Gugatan-gugatan normatif yang berseliweran di luar teks tentu saja dengan sendirinya ikut berada di luar ‘tanggung jawab’ sebuah teks. Sebab ketahuilah, sastra, dalam hal ini Ronggeng Dukuh Paruk tidak mendedahkan risalah moral, dan jika pun ada (dan seharusnya memang ada), tidaklah dengan cara yang verbal. Sastra melihat dunia ronggeng sebaik para pelaku budaya ronggeng menjaga tradisinya.
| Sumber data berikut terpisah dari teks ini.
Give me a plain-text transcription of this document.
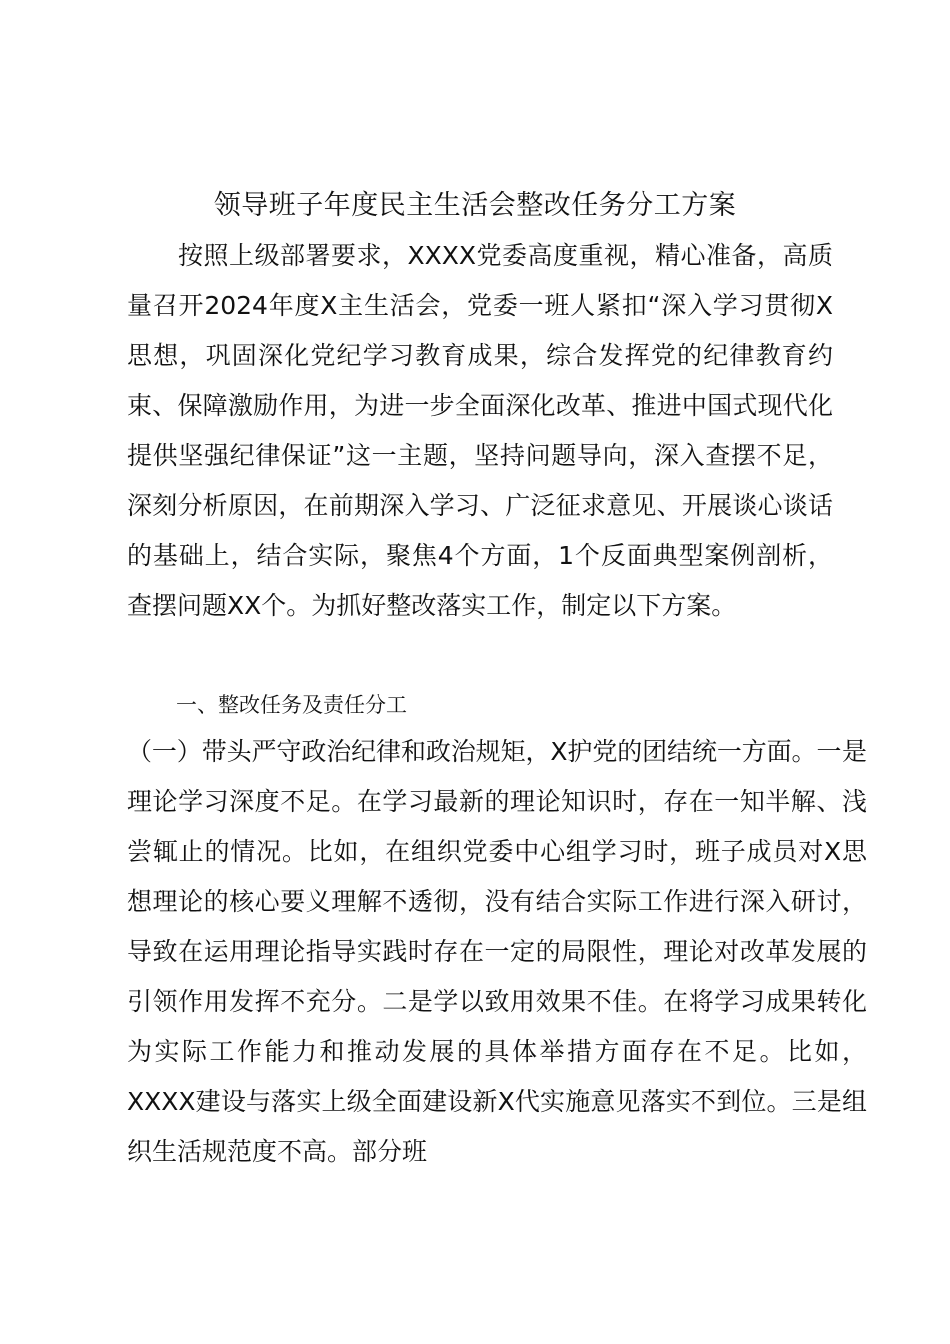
领导班子年度民主生活会整改任务分工方案

　　按照上级部署要求，XXXX党委高度重视，精心准备，高质量召开2024年度X主生活会，党委一班人紧扣“深入学习贯彻X思想，巩固深化党纪学习教育成果，综合发挥党的纪律教育约束、保障激励作用，为进一步全面深化改革、推进中国式现代化提供坚强纪律保证”这一主题，坚持问题导向，深入查摆不足，深刻分析原因，在前期深入学习、广泛征求意见、开展谈心谈话的基础上，结合实际，聚焦4个方面，1个反面典型案例剖析，查摆问题XX个。为抓好整改落实工作，制定以下方案。

一、整改任务及责任分工

（一）带头严守政治纪律和政治规矩，X护党的团结统一方面。一是理论学习深度不足。在学习最新的理论知识时，存在一知半解、浅尝辄止的情况。比如，在组织党委中心组学习时，班子成员对X思想理论的核心要义理解不透彻，没有结合实际工作进行深入研讨，导致在运用理论指导实践时存在一定的局限性，理论对改革发展的引领作用发挥不充分。二是学以致用效果不佳。在将学习成果转化为实际工作能力和推动发展的具体举措方面存在不足。比如，XXXX建设与落实上级全面建设新X代实施意见落实不到位。三是组织生活规范度不高。部分班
Mereka misalnya percaya bahwa ronggeng adalah simbol kesuburan. Menjadi ronggeng tak semudah mengencingi umbi singkong sebagaimana dilakukan Rasus dan kawan-kawannya supaya mudah dibongkar. Bahwa menjadi ronggeng mesti memenuhi ‘’isyarat langit, isyarat bumi’’, dan seorang ronggeng adalah ia yang ‘terpilih’.
Oleh karena itu, ritual eksotik yang membakar suasana malam seisi desa adalah sah. Bahkan ‘’upacara buka kelambu’’ bukanlah sesuatu yang tabu, alih-alih kehormatan. Maka, sebagaimana ronggeng punya ‘pakem’-nya sendiri, sastra pun mesti percaya pada kekuatan ‘pakem’-nya yang dikenal sebagai konvensiunsur-unsur intrinsik/ekstrinsik yang melekat pada dirinya itu. Salah satu yang terpenting adalah perspektif, sudut pandang, dari mana nilai-nilai ‘kebenaran’ bukan dalam takaran hitam atau putih. Kebenaran moral sastra berada dalam tataran interpretasi yang memantik perdebatan, diskusi, opini, atau apa pun yang mencerdaskan.
Dunia Warok
Tak kalah menarik melihat dunia warok sebagai salah satu budaya ‘unik’ Nusantara lainnya di sekitar kita. Hans Gagas dalam novelnya Tembang Tolak Bala ( 2011) mengangkat warok sebagai satu-kesatuan jagad reog Ponorogo. Tak sekedar penampilannya yang atraktif dan indah, melainkan segala sesuatu yang berhubungan dengan kehidupan di ‘belakang panggung’ dan ini jauh lebih menantang.
Salah satunya adalah kehidupan warok, pelaku utama reog. Sosok dan laku hidup warok didedah secara terbuka. Seorang warok menjalani ritual khusus demi menjaga kesaktiannya. Susuk dan meditasi di sanggar pamujaan adalah dua di antaranya. Namun yang paling membedakan dengan yang lain -karena berhubungan langsung dengan lingkungan sosial- ialah pantangannya untuk bercampur dengan perempuan. Konon, lelaki yang diturunkan dari Klonosewandono, pendiri Kerajaan Bentar Angin yang kelak dikenal sebagai Wengker itu pada mulanya dihasratkan untuk menjaga kesucian dirinya sebagai calon raja. Dalam prakteknya kemudian, pantangan itu memunculkan gemblak sebagai bocah laki-laki piaraan warok. Gemblak menjadi ‘kawan intim’ sang warok.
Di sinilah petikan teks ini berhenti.